Investor merespons kenaikan suku bunga acuan BI sebab meyakini kebijakan moneter ini dapat mengurangi risiko investasi di pasar modal Indonesia. Indeks Harga Saham Gabungan (IHSG) yang sempat anjlok ke level 5.689,93 sebelum jeda perdagangan siang, keluar dari zona merah setelah pengumuman kenaikan suku bunga acuan BI dengan menguat 0,81 persen atau 46,72 poin ke level 5.816,59.
Menurut analis Paramitra Sekuritas, William Siregar, IHSG merosot setelah Badan Pusat Statistik melaporkan neraca perdagangan Juli 2018 defisit 2,03 miliar dollar AS. Pada Januari-Juli 2018, neraca perdagangan defisit 3,09 miliar dollar AS.
Menarik
Gubernur BI Perry Warjiyo dalam konferensi pers di Jakarta, Rabu, menjelaskan, BI ingin defisit transaksi berjalan Indonesia di bawah 3 persen produk domestik bruto (PDB), bahkan jauh di bawah itu. BI berupaya menurunkan defisit itu dari sisi penawaran dengan menaikkan suku bunga acuan.

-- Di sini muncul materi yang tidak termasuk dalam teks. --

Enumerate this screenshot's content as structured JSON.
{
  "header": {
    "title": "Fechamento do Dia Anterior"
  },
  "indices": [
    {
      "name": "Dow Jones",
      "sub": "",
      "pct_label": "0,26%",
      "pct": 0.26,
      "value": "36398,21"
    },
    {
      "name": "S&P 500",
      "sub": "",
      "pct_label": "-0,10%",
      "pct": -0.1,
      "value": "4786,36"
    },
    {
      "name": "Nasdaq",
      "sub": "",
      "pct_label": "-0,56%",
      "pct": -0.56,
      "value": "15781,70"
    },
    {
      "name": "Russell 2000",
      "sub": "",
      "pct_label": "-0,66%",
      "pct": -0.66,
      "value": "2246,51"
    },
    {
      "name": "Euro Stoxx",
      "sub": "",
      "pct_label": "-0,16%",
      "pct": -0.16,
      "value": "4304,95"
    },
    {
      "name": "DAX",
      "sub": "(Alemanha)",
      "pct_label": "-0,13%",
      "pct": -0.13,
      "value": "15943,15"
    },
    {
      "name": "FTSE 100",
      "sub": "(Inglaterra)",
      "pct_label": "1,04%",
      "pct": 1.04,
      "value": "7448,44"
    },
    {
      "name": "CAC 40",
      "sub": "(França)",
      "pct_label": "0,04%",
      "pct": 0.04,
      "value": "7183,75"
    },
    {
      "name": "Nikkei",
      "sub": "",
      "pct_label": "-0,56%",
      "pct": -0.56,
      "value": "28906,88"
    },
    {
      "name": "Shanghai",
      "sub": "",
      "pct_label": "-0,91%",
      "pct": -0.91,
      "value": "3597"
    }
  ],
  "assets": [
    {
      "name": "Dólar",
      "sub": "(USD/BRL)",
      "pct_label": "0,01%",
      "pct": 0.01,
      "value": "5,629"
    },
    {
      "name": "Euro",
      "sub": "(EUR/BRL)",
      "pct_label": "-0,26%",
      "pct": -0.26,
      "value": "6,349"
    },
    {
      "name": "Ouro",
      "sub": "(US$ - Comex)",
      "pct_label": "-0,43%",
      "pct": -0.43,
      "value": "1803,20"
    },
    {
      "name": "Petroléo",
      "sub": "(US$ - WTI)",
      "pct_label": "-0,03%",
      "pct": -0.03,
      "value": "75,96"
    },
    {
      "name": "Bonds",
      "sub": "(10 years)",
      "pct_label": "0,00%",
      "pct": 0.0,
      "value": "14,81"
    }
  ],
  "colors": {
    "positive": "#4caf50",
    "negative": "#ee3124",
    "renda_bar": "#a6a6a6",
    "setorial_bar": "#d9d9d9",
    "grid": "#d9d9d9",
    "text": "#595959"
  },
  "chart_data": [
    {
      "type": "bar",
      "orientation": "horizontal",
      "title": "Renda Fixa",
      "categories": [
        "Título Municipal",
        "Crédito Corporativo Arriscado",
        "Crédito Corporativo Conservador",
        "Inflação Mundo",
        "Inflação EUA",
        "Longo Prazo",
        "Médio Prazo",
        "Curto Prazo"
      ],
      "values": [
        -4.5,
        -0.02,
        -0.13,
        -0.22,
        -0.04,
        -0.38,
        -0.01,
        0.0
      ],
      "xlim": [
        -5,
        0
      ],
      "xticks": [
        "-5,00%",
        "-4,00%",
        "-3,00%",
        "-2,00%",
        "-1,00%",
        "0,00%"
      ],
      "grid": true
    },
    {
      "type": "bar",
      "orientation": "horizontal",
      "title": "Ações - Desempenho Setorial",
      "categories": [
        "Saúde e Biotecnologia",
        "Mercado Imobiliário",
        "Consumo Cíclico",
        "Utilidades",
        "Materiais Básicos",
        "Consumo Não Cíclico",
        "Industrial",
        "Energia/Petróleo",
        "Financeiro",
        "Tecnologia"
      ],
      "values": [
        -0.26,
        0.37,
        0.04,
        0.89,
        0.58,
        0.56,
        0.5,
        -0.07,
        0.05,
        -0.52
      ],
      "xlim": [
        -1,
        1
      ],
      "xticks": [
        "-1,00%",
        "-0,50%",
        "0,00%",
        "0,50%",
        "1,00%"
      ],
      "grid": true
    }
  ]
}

Dengan menaikkan suku bunga acuan, imbal hasil portofolio Indonesia, terutama obligasi pemerintah, juga akan naik. Suku bunga riil akan terjaga, sehingga pasar keuangan domestik menarik bagi investor asing.
"Kebijakan suku bunga juga ditopang dengan pendalaman pasar keuangan. Di pasar valas misalnya, BI meningkatkan efektivitas penyediaan swap valas untuk operasi moneter dan lindung nilai dengan tingkat harga yang lebih murah," ujarnya.
Sejak 13 Agustus 2018, BI membuka lelang pasar swap valas berbagai tenor untuk menurunkan premi swap pasar.
Berbagai keputusan dan langkah BI, tambah Perry, untuk mengantisipasi dan merespons risiko ketidakpastian ekonomi dan keuangan global yang semakin tinggi. Risiko global itu antara lain rencana kenaikan suku bunga acuan Bank Sentral Amerika Serikat, ketegangan perdagangan AS dengan sejumlah negara mitra, dan dampak gejolak ekonomi Turki.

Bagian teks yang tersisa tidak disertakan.